Similar problem here.
I am using Python 3.9. Wtih ANTLR 4.10
There are two issues in generated code.
(Note PyPi only has 4.10, not 4.10.1)
The issue is with other code, but to validate this issue I used the 01-Hello example.
Issue 1:
The import line for the HelloParser and HelloLexer is incorrect.
The line
Fix: should read
from typing import TextIO
Issue 2:
The generated code puts a stack of binary data in a StringIO buffer, wrapped in a function serializedATN()
I wonder why it's not just a UTF-8 string (e.g. "".join(lines)). Though a StringIO buffer is used it's accessed as an array rather than a file so gains nothing
def serializedATN():
with StringIO() as buf:
buf.write("\3\u608b\ua72a\u8133\ub9ed\u417c\u3be7\u7786\u5964\3\5")
buf.write("\b\4\2\t\2\3\2\3\2\3\2\3\2\2\2\3\2\2\2\2\6\2\4\3\2\2\2")
buf.write("\4\5\7\3\2\2\5\6\7\4\2\2\6\3\3\2\2\2\2")
return buf.getvalue()
could read
def serializedATN():
buf = (
"\3\u608b\ua72a\u8133\ub9ed\u417c\u3be7\u7786\u5964\3\5",
"\b\4\2\t\2\3\2\3\2\3\2\3\2\2\2\3\2\2\2\2\6\2\4\3\2\2\2",
"\4\5\7\3\2\2\5\6\7\4\2\2\6\3\3\2\2\2\2")
return "".join(buf)
As this is a string buffer object, the later getvalue() method returns a string, and this is passed to the ATNDeserializer().deserialize(data) method.
This method (like the java basis) expects an array of integers. Hence it fails to parse.
Fix:
return tuple(ord(x) for x in buf.getvalue())
or even better
return tuple(ord(x) for x in "".join(buf))
According to the docs, the Java library has overloaded functions for string and int, but Python does not support overloaded functions.
Should the deserialize use duck typing and fix it internally?
Issue 3:
Even if I patch the generated code it does not work. "Exception: Could not deserialize ATN with version 3 (expected 4)."
(You can see above that it IS 3)
The generated code puts the 1st byte with value 3 - that surely makes this a ANTLR3 ATN structure rather than ANTLR4?
Am I calling ANTLR wrong.

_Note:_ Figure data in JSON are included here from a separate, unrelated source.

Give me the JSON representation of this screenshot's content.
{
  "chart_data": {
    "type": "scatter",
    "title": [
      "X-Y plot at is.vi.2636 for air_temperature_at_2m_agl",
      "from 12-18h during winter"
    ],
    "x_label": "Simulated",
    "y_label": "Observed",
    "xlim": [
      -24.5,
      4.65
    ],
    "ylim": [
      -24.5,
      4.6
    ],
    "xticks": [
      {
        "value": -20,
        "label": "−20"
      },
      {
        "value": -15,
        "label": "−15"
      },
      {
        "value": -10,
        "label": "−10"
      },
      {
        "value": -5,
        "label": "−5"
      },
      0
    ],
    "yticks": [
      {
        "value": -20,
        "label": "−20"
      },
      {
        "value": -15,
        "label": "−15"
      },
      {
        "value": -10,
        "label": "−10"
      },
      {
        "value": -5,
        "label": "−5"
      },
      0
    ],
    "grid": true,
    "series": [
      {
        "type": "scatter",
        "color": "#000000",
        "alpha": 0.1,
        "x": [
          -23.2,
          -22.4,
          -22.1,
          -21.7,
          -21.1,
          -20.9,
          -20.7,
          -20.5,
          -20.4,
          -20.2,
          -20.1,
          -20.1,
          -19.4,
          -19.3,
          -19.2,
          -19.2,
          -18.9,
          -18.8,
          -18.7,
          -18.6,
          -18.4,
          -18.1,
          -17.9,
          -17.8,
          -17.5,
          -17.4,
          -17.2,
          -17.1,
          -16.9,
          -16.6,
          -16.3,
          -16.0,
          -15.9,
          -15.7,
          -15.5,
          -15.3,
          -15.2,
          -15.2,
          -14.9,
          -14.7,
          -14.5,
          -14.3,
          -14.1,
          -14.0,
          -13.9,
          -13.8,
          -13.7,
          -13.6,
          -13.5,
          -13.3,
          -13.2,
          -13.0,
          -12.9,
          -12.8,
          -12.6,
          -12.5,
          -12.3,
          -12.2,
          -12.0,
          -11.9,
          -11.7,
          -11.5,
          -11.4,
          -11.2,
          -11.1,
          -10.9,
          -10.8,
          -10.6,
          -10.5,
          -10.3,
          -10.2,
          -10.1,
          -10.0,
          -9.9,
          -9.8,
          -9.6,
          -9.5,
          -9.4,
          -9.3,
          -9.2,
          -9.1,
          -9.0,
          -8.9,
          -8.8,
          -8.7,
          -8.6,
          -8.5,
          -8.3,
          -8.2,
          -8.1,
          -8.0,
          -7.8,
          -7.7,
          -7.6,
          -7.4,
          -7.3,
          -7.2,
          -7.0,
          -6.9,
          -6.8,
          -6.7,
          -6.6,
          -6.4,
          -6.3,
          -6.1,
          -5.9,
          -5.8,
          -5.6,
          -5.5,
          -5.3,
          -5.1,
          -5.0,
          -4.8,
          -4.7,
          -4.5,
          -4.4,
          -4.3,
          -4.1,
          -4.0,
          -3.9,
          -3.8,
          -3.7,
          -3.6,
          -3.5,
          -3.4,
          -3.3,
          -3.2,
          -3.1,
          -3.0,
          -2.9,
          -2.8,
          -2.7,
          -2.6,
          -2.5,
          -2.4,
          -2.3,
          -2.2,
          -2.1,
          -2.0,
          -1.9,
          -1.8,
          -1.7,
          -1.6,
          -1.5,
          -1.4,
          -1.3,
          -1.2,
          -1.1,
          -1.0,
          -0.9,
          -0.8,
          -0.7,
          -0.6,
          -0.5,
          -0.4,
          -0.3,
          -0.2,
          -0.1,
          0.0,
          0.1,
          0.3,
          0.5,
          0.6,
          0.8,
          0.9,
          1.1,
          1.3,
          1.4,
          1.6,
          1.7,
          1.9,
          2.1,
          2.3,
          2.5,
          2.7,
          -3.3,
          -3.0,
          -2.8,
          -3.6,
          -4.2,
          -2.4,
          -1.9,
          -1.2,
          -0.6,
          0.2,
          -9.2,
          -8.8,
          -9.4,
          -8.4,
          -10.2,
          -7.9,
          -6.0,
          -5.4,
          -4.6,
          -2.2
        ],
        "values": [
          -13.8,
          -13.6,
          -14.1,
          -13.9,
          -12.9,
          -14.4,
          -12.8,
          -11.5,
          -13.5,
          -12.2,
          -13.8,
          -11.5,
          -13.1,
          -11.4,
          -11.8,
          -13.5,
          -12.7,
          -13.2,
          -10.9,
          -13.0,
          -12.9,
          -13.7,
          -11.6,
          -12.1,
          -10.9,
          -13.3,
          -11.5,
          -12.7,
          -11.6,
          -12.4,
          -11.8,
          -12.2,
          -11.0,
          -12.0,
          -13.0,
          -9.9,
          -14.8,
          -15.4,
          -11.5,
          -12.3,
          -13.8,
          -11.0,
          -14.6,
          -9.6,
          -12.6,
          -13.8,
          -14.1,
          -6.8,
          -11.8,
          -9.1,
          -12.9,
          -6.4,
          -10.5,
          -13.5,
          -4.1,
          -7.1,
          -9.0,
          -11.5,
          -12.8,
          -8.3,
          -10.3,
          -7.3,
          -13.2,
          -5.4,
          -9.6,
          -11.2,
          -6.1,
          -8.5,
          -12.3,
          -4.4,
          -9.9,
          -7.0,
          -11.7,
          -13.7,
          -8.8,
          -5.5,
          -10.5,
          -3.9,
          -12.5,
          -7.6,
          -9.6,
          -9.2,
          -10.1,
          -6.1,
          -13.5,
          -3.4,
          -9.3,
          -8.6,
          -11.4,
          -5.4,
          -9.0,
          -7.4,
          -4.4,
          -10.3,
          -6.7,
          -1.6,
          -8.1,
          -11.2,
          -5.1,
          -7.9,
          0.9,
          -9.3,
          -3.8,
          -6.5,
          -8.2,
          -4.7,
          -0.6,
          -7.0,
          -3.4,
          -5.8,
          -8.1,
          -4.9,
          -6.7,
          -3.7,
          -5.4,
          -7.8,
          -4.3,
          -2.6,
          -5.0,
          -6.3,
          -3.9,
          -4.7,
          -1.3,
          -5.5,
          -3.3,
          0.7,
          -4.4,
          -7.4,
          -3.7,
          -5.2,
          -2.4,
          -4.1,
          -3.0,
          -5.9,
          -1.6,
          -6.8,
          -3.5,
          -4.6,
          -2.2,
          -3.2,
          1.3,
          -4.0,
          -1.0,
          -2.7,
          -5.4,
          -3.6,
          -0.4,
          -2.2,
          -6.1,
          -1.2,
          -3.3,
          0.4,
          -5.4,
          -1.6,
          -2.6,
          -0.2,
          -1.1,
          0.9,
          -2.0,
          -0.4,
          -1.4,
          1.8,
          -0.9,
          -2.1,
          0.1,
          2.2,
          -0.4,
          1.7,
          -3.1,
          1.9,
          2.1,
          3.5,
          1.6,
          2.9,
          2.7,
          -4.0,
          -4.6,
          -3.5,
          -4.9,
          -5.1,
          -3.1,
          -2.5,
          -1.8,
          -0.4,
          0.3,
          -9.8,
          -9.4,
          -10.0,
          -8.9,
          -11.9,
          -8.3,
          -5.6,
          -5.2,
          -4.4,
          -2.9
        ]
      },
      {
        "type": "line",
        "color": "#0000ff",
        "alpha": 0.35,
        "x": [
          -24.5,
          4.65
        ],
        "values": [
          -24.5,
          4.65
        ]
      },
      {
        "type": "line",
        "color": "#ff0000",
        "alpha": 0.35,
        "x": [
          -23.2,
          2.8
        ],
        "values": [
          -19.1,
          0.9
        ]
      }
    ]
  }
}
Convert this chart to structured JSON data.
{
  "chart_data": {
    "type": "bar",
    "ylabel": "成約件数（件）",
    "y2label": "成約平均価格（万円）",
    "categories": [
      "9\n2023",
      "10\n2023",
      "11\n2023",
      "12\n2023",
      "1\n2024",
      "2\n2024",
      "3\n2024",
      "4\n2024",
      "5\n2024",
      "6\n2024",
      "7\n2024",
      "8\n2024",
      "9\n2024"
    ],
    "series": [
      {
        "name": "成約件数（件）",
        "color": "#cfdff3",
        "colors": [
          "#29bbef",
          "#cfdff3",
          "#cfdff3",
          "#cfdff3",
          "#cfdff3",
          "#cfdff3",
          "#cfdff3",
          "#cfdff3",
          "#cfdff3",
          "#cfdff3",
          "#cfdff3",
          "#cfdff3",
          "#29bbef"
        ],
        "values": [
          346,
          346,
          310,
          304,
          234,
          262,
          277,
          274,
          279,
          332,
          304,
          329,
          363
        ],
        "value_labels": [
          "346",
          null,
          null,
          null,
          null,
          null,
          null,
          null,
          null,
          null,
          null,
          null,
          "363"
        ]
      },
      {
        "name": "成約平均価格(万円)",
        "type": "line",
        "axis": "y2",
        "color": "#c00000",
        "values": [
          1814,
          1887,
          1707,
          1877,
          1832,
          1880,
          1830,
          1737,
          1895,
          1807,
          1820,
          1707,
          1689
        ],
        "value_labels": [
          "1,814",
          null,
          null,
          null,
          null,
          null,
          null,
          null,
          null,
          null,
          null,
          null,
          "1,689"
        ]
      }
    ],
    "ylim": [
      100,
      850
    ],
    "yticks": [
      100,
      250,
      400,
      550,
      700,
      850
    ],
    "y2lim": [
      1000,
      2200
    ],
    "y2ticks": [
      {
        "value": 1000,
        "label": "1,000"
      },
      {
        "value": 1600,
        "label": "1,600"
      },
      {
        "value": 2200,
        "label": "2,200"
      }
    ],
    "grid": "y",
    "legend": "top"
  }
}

The docs say nothing about . Why is it generating version 3 ATN?
Issue 4:
I've not actually seen this yet, but surely if the character " (double quote) happens to appear in the binary data then it will break, causing a syntax error.
Or is that handled by encoding any dodgy characters as \xxx?
Issue 5:
The type hint for the data parameter to the deserialize method in ATNDeserializer.py is wrong.
Fix:
It is currently an 'int' but it should be Iterable[int] (from typing import Iterable)
How to proceed?
I can fix the python each time I build but how to correct the code generator to save having to do that?
Is there going to be a new (corrected) PyPi package any time soon?